A Primer on Premises Liability
Owning real property is one thing. Taking care of it is another.
Property ownership can be a good investment, but it also comes with significant legal responsibilities regarding maintenance, repairs, and protection of tenants and the public from injury.
Owners must use reasonable care to: (1) maintain their property in a reasonably safe condition; (2) inspect and discover unsafe conditions on the property; and (3) repair, replace or adequately warn others of unsafe conditions on the property. See Judicial Council of California Civil Jury Instructions (“CACI”) 1001. The duty to repair, replace or warn arises when owners have actual notice or constructive notice of an unsafe condition because the condition existed long enough that it should have been discovered through their exercise of reasonable care. Ortega v. Kmart (2001) 26 Cal.4th 1200, 1206; CACI 1011. What is considered reasonable is based on an objective standard and consideration of factors such as the location of the property, the likelihood of harm, the probable seriousness of such harm, the difficulty of protecting against the risk, and other relevant factors. Rowland v. Christian (1968) 69 Cal.2d 108, 119; CACI 1001.
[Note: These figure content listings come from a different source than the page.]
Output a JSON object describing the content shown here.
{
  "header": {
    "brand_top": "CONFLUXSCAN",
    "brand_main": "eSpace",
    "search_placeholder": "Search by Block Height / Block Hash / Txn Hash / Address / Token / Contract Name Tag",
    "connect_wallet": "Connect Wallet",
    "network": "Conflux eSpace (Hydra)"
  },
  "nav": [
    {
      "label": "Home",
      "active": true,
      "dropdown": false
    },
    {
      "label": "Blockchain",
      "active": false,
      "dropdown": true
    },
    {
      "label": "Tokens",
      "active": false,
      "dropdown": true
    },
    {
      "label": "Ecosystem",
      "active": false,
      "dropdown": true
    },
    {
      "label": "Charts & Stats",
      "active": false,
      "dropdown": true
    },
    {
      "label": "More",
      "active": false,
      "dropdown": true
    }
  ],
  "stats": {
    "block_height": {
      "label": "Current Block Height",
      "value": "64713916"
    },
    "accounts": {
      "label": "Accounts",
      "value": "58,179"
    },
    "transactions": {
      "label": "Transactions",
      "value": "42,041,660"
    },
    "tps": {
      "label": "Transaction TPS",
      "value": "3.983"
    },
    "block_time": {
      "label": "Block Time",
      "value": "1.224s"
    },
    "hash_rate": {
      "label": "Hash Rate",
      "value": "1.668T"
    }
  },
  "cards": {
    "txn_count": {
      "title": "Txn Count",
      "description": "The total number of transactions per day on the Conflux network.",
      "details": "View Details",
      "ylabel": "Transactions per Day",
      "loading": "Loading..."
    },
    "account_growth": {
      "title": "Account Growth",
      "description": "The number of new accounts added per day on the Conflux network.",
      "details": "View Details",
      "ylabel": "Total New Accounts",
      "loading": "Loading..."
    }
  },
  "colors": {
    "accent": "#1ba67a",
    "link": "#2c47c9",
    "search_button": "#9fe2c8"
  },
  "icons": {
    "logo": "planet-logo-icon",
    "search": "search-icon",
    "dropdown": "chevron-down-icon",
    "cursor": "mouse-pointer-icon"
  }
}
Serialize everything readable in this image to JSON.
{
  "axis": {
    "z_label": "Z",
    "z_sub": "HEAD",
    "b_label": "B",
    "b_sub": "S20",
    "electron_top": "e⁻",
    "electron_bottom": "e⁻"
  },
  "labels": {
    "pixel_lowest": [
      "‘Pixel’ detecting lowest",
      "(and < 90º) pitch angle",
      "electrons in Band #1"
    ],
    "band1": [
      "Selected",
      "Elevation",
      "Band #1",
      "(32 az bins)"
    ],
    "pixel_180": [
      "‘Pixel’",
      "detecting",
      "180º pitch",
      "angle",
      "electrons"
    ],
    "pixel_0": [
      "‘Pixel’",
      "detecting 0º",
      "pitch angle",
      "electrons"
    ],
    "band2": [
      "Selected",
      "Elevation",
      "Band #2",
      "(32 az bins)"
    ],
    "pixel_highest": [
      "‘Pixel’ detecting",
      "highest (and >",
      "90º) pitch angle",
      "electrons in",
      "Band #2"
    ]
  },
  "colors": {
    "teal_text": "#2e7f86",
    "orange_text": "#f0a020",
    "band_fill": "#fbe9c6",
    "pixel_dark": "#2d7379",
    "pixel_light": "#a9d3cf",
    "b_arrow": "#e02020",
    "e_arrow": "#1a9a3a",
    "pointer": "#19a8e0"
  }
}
Owners who fail to use reasonable care expose themselves to potential premises liability claims when someone is injured by an unsafe condition on their property.
Common hazards that can lead to injuries and premises liability claims include the following:
- Stairs (e.g. damaged steps, dangerous risers, defective/missing handrails, substance on stairs)
- Missing, inadequate, or defective fences and gates
- Defectively constructed or poorly maintained balconies and terraces
- Wet or slippery surfaces
- Unprotected swimming pools
- Broken, defective, or deficient doors, gates, and locks
- Uneven pavement and other trip hazards
- Mold, asbestos, lead paint and other toxic materials
- Insufficient lighting
- Inadequate warning signs
- Insufficient security measures
- Inadequately maintained elevators or escalators
Owners should ensure that their property complies with the relevant building codes. When an individual’s injuries are caused by a violation of an applicable code, the owner is considered presumptively negligent. Cal. Evid. Code § 669. Neither a citation nor notice of a violation from an administrative body is required for liability to attach. Notably, compliance with applicable codes does not always relieve an owner of liability for injuries because it may not be reasonable under the circumstances to forgo additional precautions. Building codes, regulations and ordinances represent minimum safety standards.
Not all structures are required to comply with current codes. For example, older structures which have not had any significant work or improvements done on them generally need only comply with the building codes that were in place at the time of construction.
Owners may also be liable when there is no applicable law requiring a correction of a condition, but where the owner has been negligent in managing the property.
Absence of Prior Injuries and Complaints
A prior injury or complaint regarding an unsafe condition is not necessary for an owner to be liable, although it may be a relevant factor to be considered. See CACI 1001-1103. Even if the unsafe condition existed for several decades without a complaint or anyone suffering an injury from it, the owner will not be relieved of legal responsibility when the unsafe condition causes someone an injury.
Owners cannot escape liability by delegating their responsibilities to an independent contractor, such as a property manager or safety inspector. The duties are considered non-delegable. Brown v. George Pepperdine Found. (1943) 23 Cal.2d 256, 260; Srithong v. Total Inv. Co. (1994) 23 Cal.App. 4th 721, 726.
This means that an owner’s ignorance of the law, blind eye to the property or failure to appreciate that an existing condition is unsafe will not be a successful defense to a personal injury claim.
Owners that are also landlords have an affirmative duty to inspect their rental property at the beginning of the lease. Mora v. Baker (1989) 210 Cal.App.3d 771; CACI 1006. During the lease period, landlords must make periodic inspections in the common areas that remain under their control, such as entryways, hallways, stairways, parking structures and elevators. After each inspection, the landlord is required to take reasonable precautions regarding all unsafe conditions revealed in the inspection process. Id.
Injuries and Damages
Injuries occur when owners fail to use reasonable care in the maintenance of their property. Injuries can range from being relatively minor, such as bruises, cuts or broken bones to being catastrophic or fatal, such as a brain injury, spinal cord injury, third degree burn or death. The more serious the injury, the greater the likelihood that a premises liability claim will arise, with costly litigation to follow.
Recoverable damages include past and future medical expenses, loss of earnings or earnings capacity, loss of household services, and general damages for things such as pain, suffering, loss of enjoyment and emotional distress. When the injuries are catastrophic, the damages will likely be substantial. In such cases, the cost of medical care alone can result in seven figure to eight figure losses.
It is critical that property owners understand their obligations regarding maintenance of their property and the potential consequences for not complying with them so they can take appropriate measures to prevent injuries on their property. Otherwise, they risk serious financial exposure in a premises liability claim.
Kimberly Wong is an attorney at The Veen Firm, P.C. in San Francisco. She represents plaintiffs in catastrophic personal injury cases involving premises liability, wrongful death, products liability, and workplace injuries.